Selon une étude publiée mercredi dans la revue "Science Advances", 60% des primates sont en danger d'extinction. 

Des orangs-outans de Sumatra dans un zoo de Munich en février 2014
Des orangs-outans de Sumatra dans un zoo de Munich en février 2014 (CHRISTOF STACHE / AFP)

C'est le constat alarmant d'une étude menée par une trentaine de chercheurs et publiée mercredi 18 janvier dans la revue Science Advances : les singes pourraient avoir disparu de la planète d'ici 25 à 50 ans. La population des primates, nos plus proches cousins biologiques, subit un déclin à un rythme particulièrement rapide. Selon cette étude, 60% des primates sont même en danger d'extinction.

Trois quarts des populations de primates en déclin

Les grands singes sont particulièrement concernés. Selon le dernier classement de l'Union internationale pour la conservation de la nature (UICN) paru en septembre 2016, quatre des six espèces de grands singes sont en danger critique d'extinction. C'est le cas du gorille oriental des forêts de la République démocratique du Congo.

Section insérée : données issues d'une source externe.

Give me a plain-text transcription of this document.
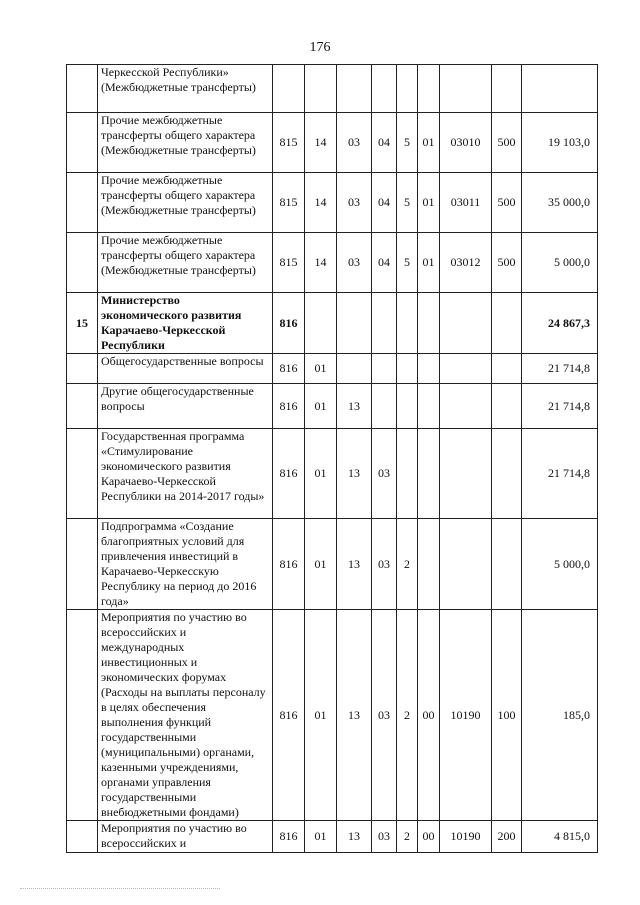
176
	Черкесской Республики» (Межбюджетные трансферты)									
	Прочие межбюджетные трансферты общего характера (Межбюджетные трансферты)	815	14	03	04	5	01	03010	500	19 103,0
	Прочие межбюджетные трансферты общего характера (Межбюджетные трансферты)	815	14	03	04	5	01	03011	500	35 000,0
	Прочие межбюджетные трансферты общего характера (Межбюджетные трансферты)	815	14	03	04	5	01	03012	500	5 000,0
15	Министерство экономического развития Карачаево-Черкесской Республики	816								24 867,3
	Общегосударственные вопросы	816	01							21 714,8
	Другие общегосударственные вопросы	816	01	13						21 714,8
	Государственная программа «Стимулирование экономического развития Карачаево-Черкесской Республики на 2014-2017 годы»	816	01	13	03					21 714,8
	Подпрограмма «Создание благоприятных условий для привлечения инвестиций в Карачаево-Черкесскую Республику на период до 2016 года»	816	01	13	03	2				5 000,0
	Мероприятия по участию во всероссийских и международных инвестиционных и экономических форумах (Расходы на выплаты персоналу в целях обеспечения выполнения функций государственными (муниципальными) органами, казенными учреждениями, органами управления государственными внебюджетными фондами)	816	01	13	03	2	00	10190	100	185,0
	Мероприятия по участию во всероссийских и	816	01	13	03	2	00	10190	200	4 815,0
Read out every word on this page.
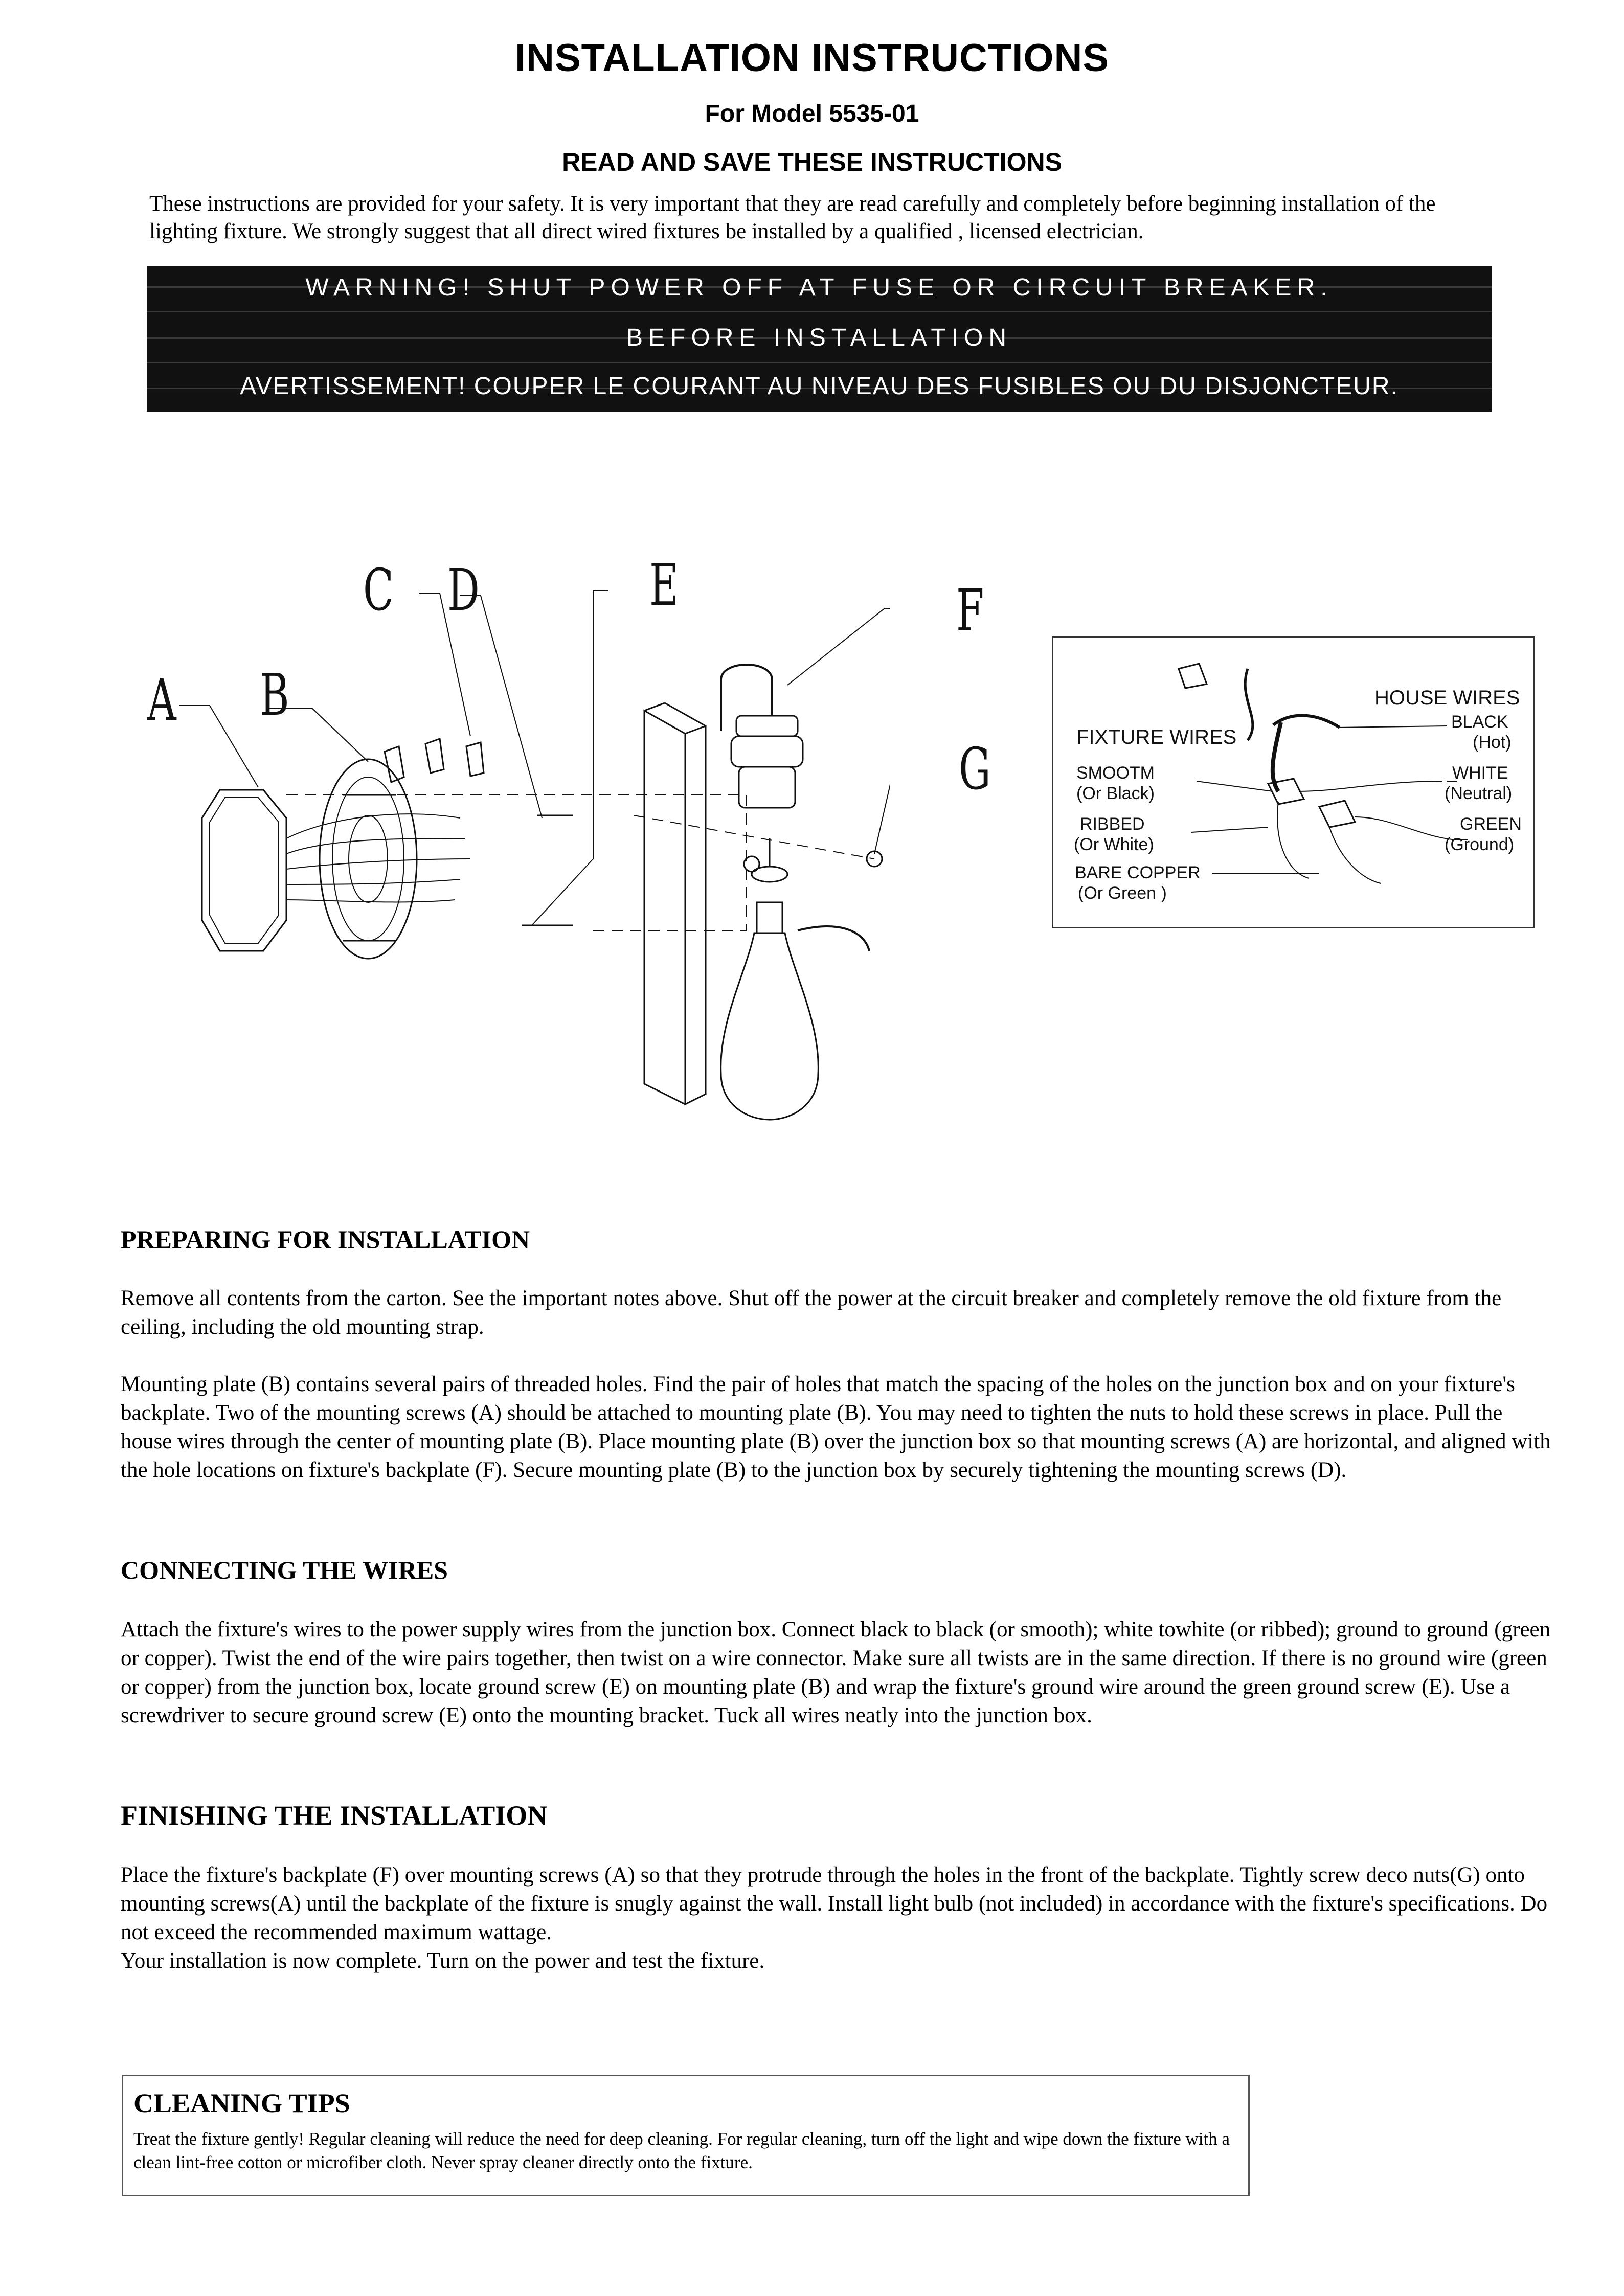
INSTALLATION INSTRUCTIONS
For Model 5535-01
READ AND SAVE THESE INSTRUCTIONS
These instructions are provided for your safety. It is very important that they are read carefully and completely before beginning installation of the lighting fixture. We strongly suggest that all direct wired fixtures be installed by a qualified , licensed electrician.
WARNING! SHUT POWER OFF AT FUSE OR CIRCUIT BREAKER.
BEFORE INSTALLATION
AVERTISSEMENT! COUPER LE COURANT AU NIVEAU DES FUSIBLES OU DU DISJONCTEUR.
A B
C D	E	F
G
HOUSE WIRES
BLACK
(Hot)
FIXTURE WIRES
WHITE
(Neutral)
SMOOTM
(Or Black)
GREEN
(Ground)
RIBBED
(Or White)
BARE COPPER
(Or Green )
PREPARING FOR INSTALLATION
Remove all contents from the carton. See the important notes above. Shut off the power at the circuit breaker and completely remove the old fixture from the ceiling, including the old mounting strap.
Mounting plate (B) contains several pairs of threaded holes. Find the pair of holes that match the spacing of the holes on the junction box and on your fixture's backplate. Two of the mounting screws (A) should be attached to mounting plate (B). You may need to tighten the nuts to hold these screws in place. Pull the house wires through the center of mounting plate (B). Place mounting plate (B) over the junction box so that mounting screws (A) are horizontal, and aligned with the hole locations on fixture's backplate (F). Secure mounting plate (B) to the junction box by securely tightening the mounting screws (D).
CONNECTING THE WIRES
Attach the fixture's wires to the power supply wires from the junction box. Connect black to black (or smooth); white towhite (or ribbed); ground to ground (green or copper). Twist the end of the wire pairs together, then twist on a wire connector. Make sure all twists are in the same direction. If there is no ground wire (green or copper) from the junction box, locate ground screw (E) on mounting plate (B) and wrap the fixture's ground wire around the green ground screw (E). Use a screwdriver to secure ground screw (E) onto the mounting bracket. Tuck all wires neatly into the junction box.
FINISHING THE INSTALLATION
Place the fixture's backplate (F) over mounting screws (A) so that they protrude through the holes in the front of the backplate. Tightly screw deco nuts(G) onto mounting screws(A) until the backplate of the fixture is snugly against the wall. Install light bulb (not included) in accordance with the fixture's specifications. Do not exceed the recommended maximum wattage.
Your installation is now complete. Turn on the power and test the fixture.
CLEANING TIPS
Treat the fixture gently! Regular cleaning will reduce the need for deep cleaning. For regular cleaning, turn off the light and wipe down the fixture with a clean lint-free cotton or microfiber cloth. Never spray cleaner directly onto the fixture.
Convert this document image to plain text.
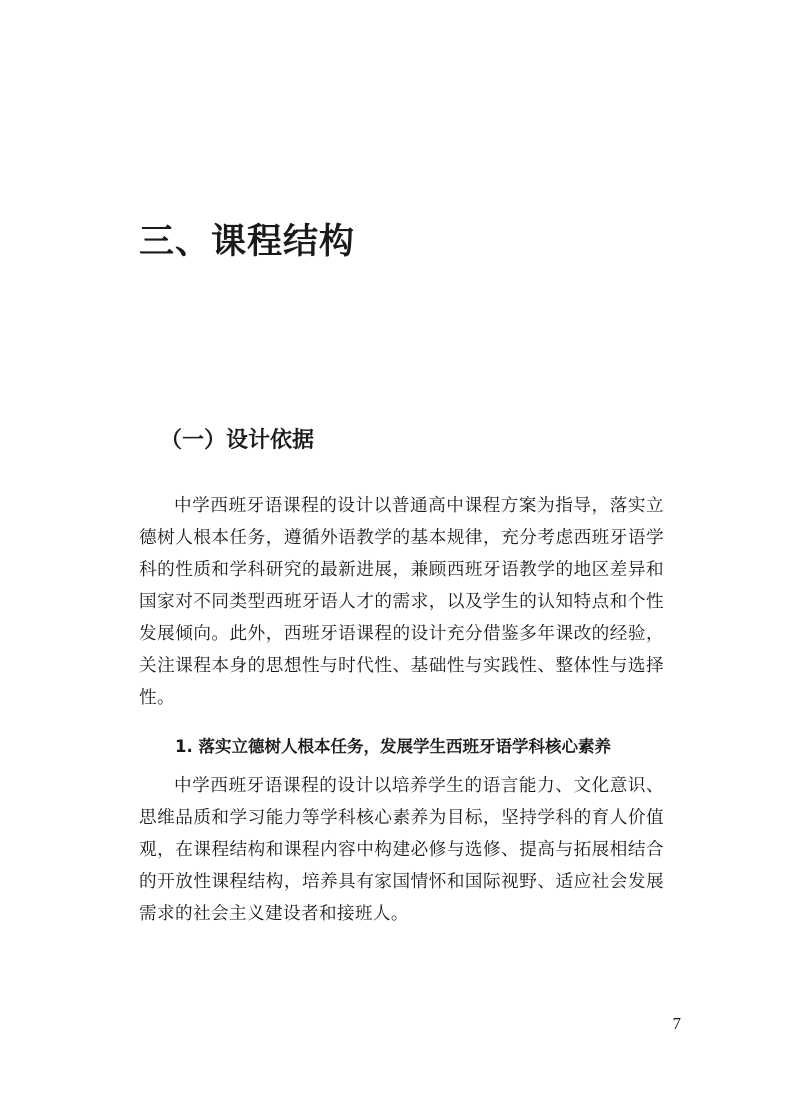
三、课程结构
（一）设计依据

中学西班牙语课程的设计以普通高中课程方案为指导，落实立德树人根本任务，遵循外语教学的基本规律，充分考虑西班牙语学科的性质和学科研究的最新进展，兼顾西班牙语教学的地区差异和国家对不同类型西班牙语人才的需求，以及学生的认知特点和个性发展倾向。此外，西班牙语课程的设计充分借鉴多年课改的经验，关注课程本身的思想性与时代性、基础性与实践性、整体性与选择性。

1. 落实立德树人根本任务，发展学生西班牙语学科核心素养

中学西班牙语课程的设计以培养学生的语言能力、文化意识、思维品质和学习能力等学科核心素养为目标，坚持学科的育人价值观，在课程结构和课程内容中构建必修与选修、提高与拓展相结合的开放性课程结构，培养具有家国情怀和国际视野、适应社会发展需求的社会主义建设者和接班人。

7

Étant donnée la difficulté à recenser les populations d'animaux sauvages, les scientifiques se sont concentrés sur des groupes de singes vivant en forêt, qu'ils comptent régulièrement. Leurs conclusions sont graves : trois quarts des espèces de primates sont en déclin, notamment les orangs-outans de Sumatra et de Bornéo.

Inquiétants, les chiffres de la revue Science Advances ne viennent que confirmer un constat déjà effectué par de nombreux scientifiques. Principale cause du déclin des primates : nous, les Hommes. L'espèce humaine prend de plus en plus de place sur la planète. Pour faire du bois, de l'huile de palme, du soja, des barrages, des routes, des mines d'or, etc... nous détruisons les forêts que les singes occupent. Sans compter le changement climatique auquel les animaux doivent eux aussi faire face.